We invite contributions in English, German, and French. Essays for the research article section should be between 6,000 and 8,000 words long (including abstract, keywords, and bibliography) and will be submitted for peer review through Ecozon@. Completed manuscripts are due January 15, 2024 via the Ecozon@ website, which also provides a style guide. Please don’t hesitate to contact the editors (solvejg.nitzke@tu-dresden.de , Kirsten.juedt@tu-dresden.de, svenja.engelmann-kewitz@tu-dresden.de ) should you have any questions. We particularly welcome proposal abstracts  sent directly to the editors by September 2023.

 

References:

Brodie, Nathaniel, Goodrich, Charles, and Frederick J. Swanson (Eds.): Forest Under Story: Creative Inquiry in an Old-Growth Forest. Seattle: University of Washington Press 2016.

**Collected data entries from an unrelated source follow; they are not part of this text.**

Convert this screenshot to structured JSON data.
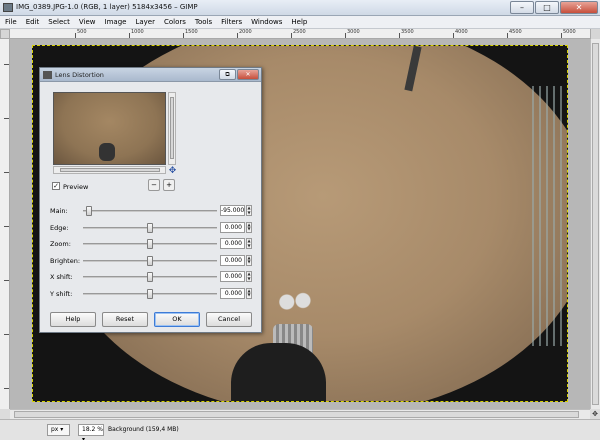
{
  "window": {
    "title": "IMG_0389.JPG-1.0 (RGB, 1 layer) 5184x3456 – GIMP",
    "minimize": "–",
    "maximize": "□",
    "close": "✕"
  },
  "menu": [
    "File",
    "Edit",
    "Select",
    "View",
    "Image",
    "Layer",
    "Colors",
    "Tools",
    "Filters",
    "Windows",
    "Help"
  ],
  "ruler": {
    "labels": [
      "500",
      "1000",
      "1500",
      "2000",
      "2500",
      "3000",
      "3500",
      "4000",
      "4500",
      "5000"
    ]
  },
  "dialog": {
    "title": "Lens Distortion",
    "btn_restore": "⧉",
    "btn_close": "✕",
    "preview_label": "Preview",
    "preview_checked": "✓",
    "zoom_out": "−",
    "zoom_in": "+",
    "params": [
      {
        "label": "Main:",
        "value": "-95.000",
        "level": 0.02
      },
      {
        "label": "Edge:",
        "value": "0.000",
        "level": 0.5
      },
      {
        "label": "Zoom:",
        "value": "0.000",
        "level": 0.5
      },
      {
        "label": "Brighten:",
        "value": "0.000",
        "level": 0.5
      },
      {
        "label": "X shift:",
        "value": "0.000",
        "level": 0.5
      },
      {
        "label": "Y shift:",
        "value": "0.000",
        "level": 0.5
      }
    ],
    "buttons": {
      "help": "Help",
      "reset": "Reset",
      "ok": "OK",
      "cancel": "Cancel"
    }
  },
  "status": {
    "unit": "px ▾",
    "zoom": "18.2 % ▾",
    "text": "Background (159,4 MB)"
  },
  "icons": {
    "move": "move-icon",
    "navigate": "navigate-icon"
  }
}
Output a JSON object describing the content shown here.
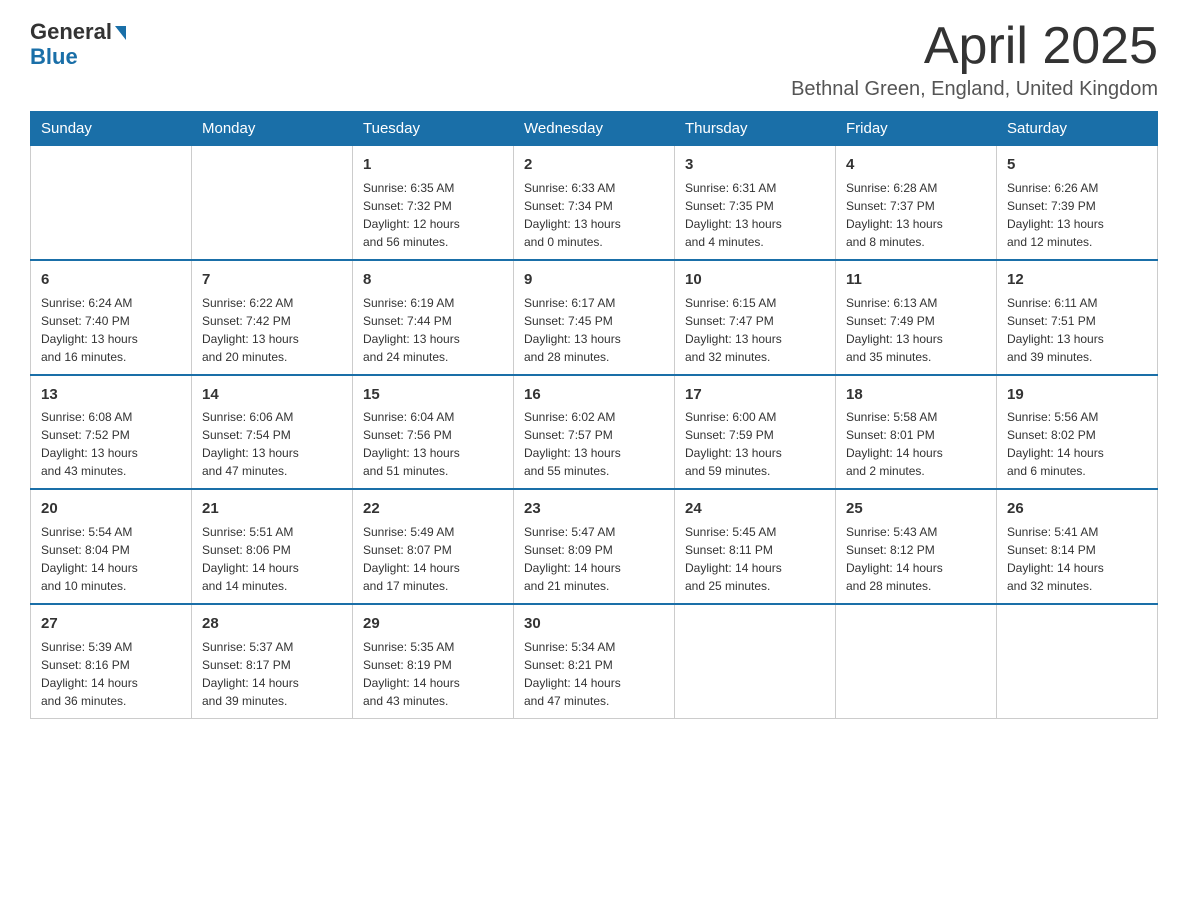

Davis, Heather: „Art in the Anthropocene“. In: Rosi Braidotti, Maria Hlavajova (Hg.): Posthuman Glossary. London Oxford New York New Delhi Sydney: Bloomsbury Academic 2018 (= Theory), S. 63–65.

Diederichsen, Diedrich, Anselm Franke (ed.) The Whole Earth: California and the Disappearance of the Outside. Berlin: Sternberg Press, 2013.

Haraway, Donna J.: Staying with the Trouble. Making Kin in the Chthulucene. Durham (NC): Duke University Press 2016.

Ingold, Tim: The Perception of the Environment. Essays on Livelihood, Dwelling and Skill. London: Routledge 2011 [2000].

Lowenhaupt Tsing, Anna. Arts of Living on a Damaged Planet: Ghosts and Monsters of the Anthropocene. Minneapolis: University of Minnesota Press 2015.

Morgan, Sally, Tjalaminu, Mia, und Blaze Kwaymullina. Heartsick for Country: Stories of Love, Spirit and Creation. Sydney: Read How You Want/Accessible, 2008.